The CTS5 model is based on nodal status, tumor size, 3 categories of tumor grade, and age as a continuous variable. It was developed using the ATAC dataset, which represented 4735 postmenopausal women with estrogen receptor–positive breast cancer who were treated with 5 years of tamoxifen or anastrozole.
The tool is highly accurate in predicting late distant recurrence, and identified a large proportion of women (42%) for whom the value of extended endocrine therapy was limited, Dr Sestak said. It was validated using data from the independent BIG 1-98 study. The algorithm identified a subgroup of women with node-negative disease or 1 to 3 positive nodes as having a less than 1% per year risk of distant recurrence.

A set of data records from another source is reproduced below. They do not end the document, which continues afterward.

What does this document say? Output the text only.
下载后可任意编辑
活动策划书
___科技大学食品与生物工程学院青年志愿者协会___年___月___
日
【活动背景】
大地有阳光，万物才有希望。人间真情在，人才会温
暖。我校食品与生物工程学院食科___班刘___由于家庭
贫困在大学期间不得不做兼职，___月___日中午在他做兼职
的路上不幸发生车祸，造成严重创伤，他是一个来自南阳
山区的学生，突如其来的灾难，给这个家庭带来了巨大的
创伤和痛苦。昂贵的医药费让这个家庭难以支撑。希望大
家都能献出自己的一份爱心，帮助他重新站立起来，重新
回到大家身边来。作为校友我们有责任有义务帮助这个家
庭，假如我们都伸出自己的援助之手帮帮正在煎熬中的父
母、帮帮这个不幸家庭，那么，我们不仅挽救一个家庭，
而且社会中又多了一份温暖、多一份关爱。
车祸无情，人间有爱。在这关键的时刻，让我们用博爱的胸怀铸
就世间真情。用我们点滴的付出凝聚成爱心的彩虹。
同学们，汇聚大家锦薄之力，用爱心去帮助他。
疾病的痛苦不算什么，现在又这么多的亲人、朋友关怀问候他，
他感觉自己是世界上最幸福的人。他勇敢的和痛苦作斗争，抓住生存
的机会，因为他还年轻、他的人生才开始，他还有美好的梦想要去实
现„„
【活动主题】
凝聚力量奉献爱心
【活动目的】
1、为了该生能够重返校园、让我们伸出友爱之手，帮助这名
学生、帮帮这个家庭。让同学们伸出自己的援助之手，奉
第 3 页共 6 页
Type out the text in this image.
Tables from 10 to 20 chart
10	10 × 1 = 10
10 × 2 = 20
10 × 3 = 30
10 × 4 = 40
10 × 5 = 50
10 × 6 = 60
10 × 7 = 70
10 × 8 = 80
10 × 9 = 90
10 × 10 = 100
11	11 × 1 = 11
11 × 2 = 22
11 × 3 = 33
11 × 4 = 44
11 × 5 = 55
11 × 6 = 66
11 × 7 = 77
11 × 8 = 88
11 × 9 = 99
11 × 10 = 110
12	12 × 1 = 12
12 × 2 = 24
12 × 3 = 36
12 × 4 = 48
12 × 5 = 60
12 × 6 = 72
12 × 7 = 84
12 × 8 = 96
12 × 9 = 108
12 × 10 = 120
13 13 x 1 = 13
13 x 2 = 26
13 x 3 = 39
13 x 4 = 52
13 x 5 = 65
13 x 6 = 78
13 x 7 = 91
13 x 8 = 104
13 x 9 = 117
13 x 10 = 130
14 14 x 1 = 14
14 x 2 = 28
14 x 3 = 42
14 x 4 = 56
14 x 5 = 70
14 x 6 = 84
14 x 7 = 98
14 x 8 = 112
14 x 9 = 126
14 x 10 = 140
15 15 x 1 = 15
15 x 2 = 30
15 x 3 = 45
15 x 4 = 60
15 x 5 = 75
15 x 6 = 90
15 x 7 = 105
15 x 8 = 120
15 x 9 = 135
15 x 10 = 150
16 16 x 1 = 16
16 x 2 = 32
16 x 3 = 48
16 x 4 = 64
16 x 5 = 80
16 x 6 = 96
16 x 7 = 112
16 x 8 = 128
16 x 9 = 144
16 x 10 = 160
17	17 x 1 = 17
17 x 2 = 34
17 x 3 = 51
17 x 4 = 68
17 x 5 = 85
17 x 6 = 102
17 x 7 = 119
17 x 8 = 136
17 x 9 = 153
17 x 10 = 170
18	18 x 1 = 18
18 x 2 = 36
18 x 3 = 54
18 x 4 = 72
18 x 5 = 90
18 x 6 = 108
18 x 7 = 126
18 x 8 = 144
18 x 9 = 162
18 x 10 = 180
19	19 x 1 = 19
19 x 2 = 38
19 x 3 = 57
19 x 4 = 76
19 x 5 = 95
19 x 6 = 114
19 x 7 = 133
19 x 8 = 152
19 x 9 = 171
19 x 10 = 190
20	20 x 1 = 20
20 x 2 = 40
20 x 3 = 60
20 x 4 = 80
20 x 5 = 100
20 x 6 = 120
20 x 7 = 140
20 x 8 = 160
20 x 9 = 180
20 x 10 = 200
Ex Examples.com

The CTS5 model predicted late distant recurrence in a combined dataset; the hazard ratio (HR) for distant recurrence–free status during years 5 to 10 among high-risk women compared with low-risk patients was 7.36 (95% CI, 5.91-9.16). In validation tests with BIG1-98 cohort data, the model performed similarly, Dr Sestak reported: the HR for high- vs low-risk distant recurrence–free status during years 5 to 10 was 5.33 (95% CI, 4.02-7.07).
CTS5 is, however, applicable only to patients who are postmenopausal, she noted.
Both ATAC and BIG1-98 were conducted before routine HER2 testing and directed therapy came into clinical use. Improved separation of intermediate-risk from high-risk categories will be necessary to improve clinical utility, Dr Sestak said.